Neural dynamical systems on ferroelectric compute-in-memory for real-time forecasting

Neural dynamical systems are expressive temporal predictors that capture continuous-time dynamics through fine-grained state updates. However, this sequential structure maps poorly onto digital hardware optimized for dense matrix operations, a mismatch that analog neuromorphic computing, with its native continuous-time dynamics, can resolve. We introduce FerroNDS, a neuromorphic system built from two analog primitives: an integrator for temporal accumulation and an oscillator for frequency-selective filtering. We map this system onto compute-in-memory hardware based on multi-bit ferrodiodes.
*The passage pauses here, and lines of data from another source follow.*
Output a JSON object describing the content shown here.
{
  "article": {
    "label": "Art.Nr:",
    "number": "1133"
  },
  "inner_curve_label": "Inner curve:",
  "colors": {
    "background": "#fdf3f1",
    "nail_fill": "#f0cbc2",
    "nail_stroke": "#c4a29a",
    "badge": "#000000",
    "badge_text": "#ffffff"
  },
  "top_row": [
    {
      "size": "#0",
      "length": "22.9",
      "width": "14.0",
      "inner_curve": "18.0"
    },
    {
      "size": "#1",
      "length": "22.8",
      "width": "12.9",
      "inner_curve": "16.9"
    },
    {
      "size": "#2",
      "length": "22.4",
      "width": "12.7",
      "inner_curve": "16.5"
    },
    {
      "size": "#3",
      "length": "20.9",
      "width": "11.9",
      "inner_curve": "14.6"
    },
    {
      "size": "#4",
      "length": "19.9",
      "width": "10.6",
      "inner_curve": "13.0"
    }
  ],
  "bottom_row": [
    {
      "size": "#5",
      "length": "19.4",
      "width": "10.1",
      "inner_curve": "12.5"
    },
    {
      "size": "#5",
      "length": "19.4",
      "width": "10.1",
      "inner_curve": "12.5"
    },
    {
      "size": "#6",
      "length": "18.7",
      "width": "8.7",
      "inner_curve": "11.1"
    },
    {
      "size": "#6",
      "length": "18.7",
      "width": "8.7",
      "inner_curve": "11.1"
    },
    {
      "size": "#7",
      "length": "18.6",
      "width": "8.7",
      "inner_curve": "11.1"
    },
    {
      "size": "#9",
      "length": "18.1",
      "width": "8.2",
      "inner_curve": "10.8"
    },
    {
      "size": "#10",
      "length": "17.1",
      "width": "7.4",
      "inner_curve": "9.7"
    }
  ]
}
A 128-neuron instance of FerroNDS computes short-time Fourier transform and forecasts a 500-ms horizon for periodic, quasi-periodic, and chaotic signals. The system achieves sub-watt real-time operation with per-neuron per-inference energy of 1.64 $μ$J (200 Hz) and 0.29 $μ$J (10 kHz), 25-40$\times$ area reduction over SRAM-based digital systems, and per-layer latency of 3.18 ms (200 Hz) and 63.87 $μ$s (10 kHz). To our knowledge, this is the first end-to-end integration of a ferrodiode into a neuromorphic computational framework, establishing ferroelectric compute-in-memory as a practical substrate for analog neural dynamical systems.